A nurse practitioner posting under hashtags like #hormoneoptimization and #menshealthwareness is almost certainly covering some version of the testosterone optimization narrative that has taken over men's health content in the last two years. That typically means claims about symptoms of low testosterone being underdiagnosed, assertions that "normal" lab ranges are too broad to be clinically useful, and suggestions that optimizing testosterone levels above baseline can improve energy, body composition, libido, and cognitive function. There may also be framing around how men deserve better hormone care, which is a legitimate point that gets weaponized to justify treating men whose labs fall within established reference ranges. Expect a mix of genuinely useful patient education and some extrapolation from early-phase research dressed up as settled science.

What does the science actually show?

The evidence for TRT in men with confirmed hypogonadism, defined as total testosterone consistently below 300 ng/dL with corresponding symptoms, is actually pretty solid. The Testosterone Trials (Snyder et al., 2016, NEJM) enrolled 790 men aged 65 and older and found meaningful improvements in sexual function and some mood measures, with modest gains in bone density. A 2023 meta-analysis by Lincoff et al. in NEJM, covering over 5,200 men in the TRAVERSE trial, found no significant increase in major adverse cardiovascular events over a median 33 months, which addressed a major safety concern from the 2010 Basaria et al. study that spooked the field. Muscle and fat mass changes are real but modest without concurrent resistance training. What the evidence does not support is treating men with testosterone in the low-normal range (300-400 ng/dL) purely for optimization when symptoms are nonspecific.

Where does the social media noise diverge from clinical reality?

The optimization framing is where things get clinically sloppy. Influencer content, including content from well-meaning NPs, tends to conflate hypogonadism treatment with performance enhancement. The idea that getting your testosterone to 800-1000 ng/dL makes you measurably healthier than being at 550 ng/dL is not backed by dose-response data in the clinical literature. The Endocrine Society's 2018 clinical practice guidelines specifically discourage treating men without clear hypogonadism. There is also a consistent underdiscussion of real risks: erythrocytosis occurs in roughly 20-25% of TRT patients per the TRAVERSE data, requiring monitoring. Fertility suppression through HPG axis suppression is frequently glossed over in social content. Injection site protocols and the need for baseline PSA and hematocrit testing before initiation rarely make it into a 60-second TikTok.

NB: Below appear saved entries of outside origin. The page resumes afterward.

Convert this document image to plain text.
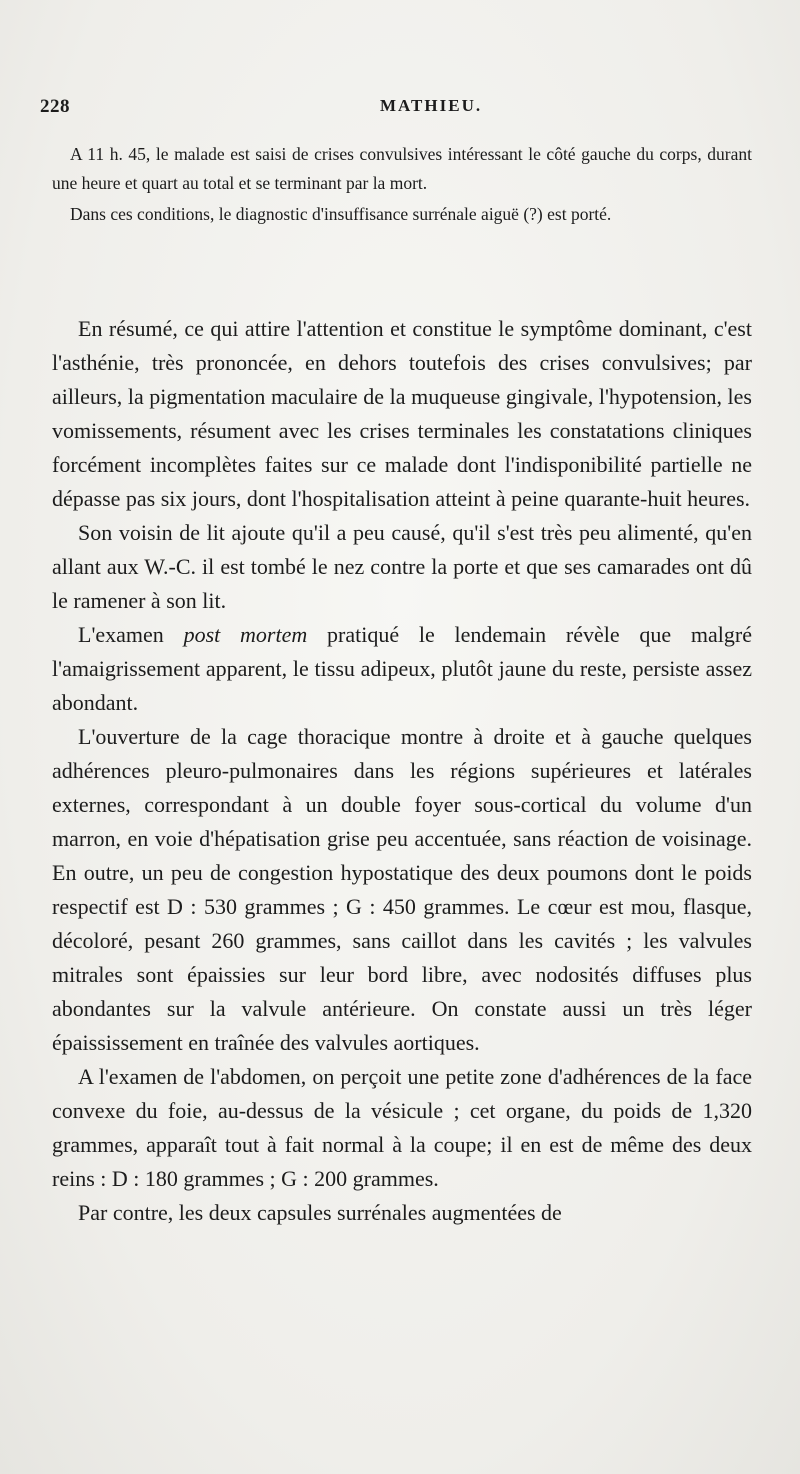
228	MATHIEU.

A 11 h. 45, le malade est saisi de crises convulsives intéressant le côté gauche du corps, durant une heure et quart au total et se terminant par la mort.

Dans ces conditions, le diagnostic d'insuffisance surrénale aiguë (?) est porté.

En résumé, ce qui attire l'attention et constitue le symptôme dominant, c'est l'asthénie, très prononcée, en dehors toutefois des crises convulsives; par ailleurs, la pigmentation maculaire de la muqueuse gingivale, l'hypotension, les vomissements, résument avec les crises terminales les constatations cliniques forcément incomplètes faites sur ce malade dont l'indisponibilité partielle ne dépasse pas six jours, dont l'hospitalisation atteint à peine quarante-huit heures.

Son voisin de lit ajoute qu'il a peu causé, qu'il s'est très peu alimenté, qu'en allant aux W.-C. il est tombé le nez contre la porte et que ses camarades ont dû le ramener à son lit.

L'examen post mortem pratiqué le lendemain révèle que malgré l'amaigrissement apparent, le tissu adipeux, plutôt jaune du reste, persiste assez abondant.

L'ouverture de la cage thoracique montre à droite et à gauche quelques adhérences pleuro-pulmonaires dans les régions supérieures et latérales externes, correspondant à un double foyer sous-cortical du volume d'un marron, en voie d'hépatisation grise peu accentuée, sans réaction de voisinage. En outre, un peu de congestion hypostatique des deux poumons dont le poids respectif est D : 530 grammes ; G : 450 grammes. Le cœur est mou, flasque, décoloré, pesant 260 grammes, sans caillot dans les cavités ; les valvules mitrales sont épaissies sur leur bord libre, avec nodosités diffuses plus abondantes sur la valvule antérieure. On constate aussi un très léger épaississement en traînée des valvules aortiques.

A l'examen de l'abdomen, on perçoit une petite zone d'adhérences de la face convexe du foie, au-dessus de la vésicule ; cet organe, du poids de 1,320 grammes, apparaît tout à fait normal à la coupe; il en est de même des deux reins : D : 180 grammes ; G : 200 grammes.

Par contre, les deux capsules surrénales augmentées de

What should you actually know?

If you are a man experiencing fatigue, low libido, brain fog, or mood changes, getting your testosterone checked is reasonable. But a single morning total testosterone plus a free testosterone and LH/FSH panel tells you far more than one number alone. Reference ranges exist for a reason: the Endocrine Society defines biochemical hypogonadism as two fasting morning total testosterone values below 300 ng/dL. Before attributing symptoms to low testosterone, clinicians should rule out thyroid dysfunction, sleep apnea (which independently suppresses testosterone), obesity, and depression. TRT is a long-term commitment. It typically suppresses endogenous production within weeks, making discontinuation complicated. Any conversation about starting TRT that doesn't include fertility implications, monitoring requirements, and realistic expectations about what the therapy will and won't fix should be treated as incomplete, regardless of how confident the presenter sounds.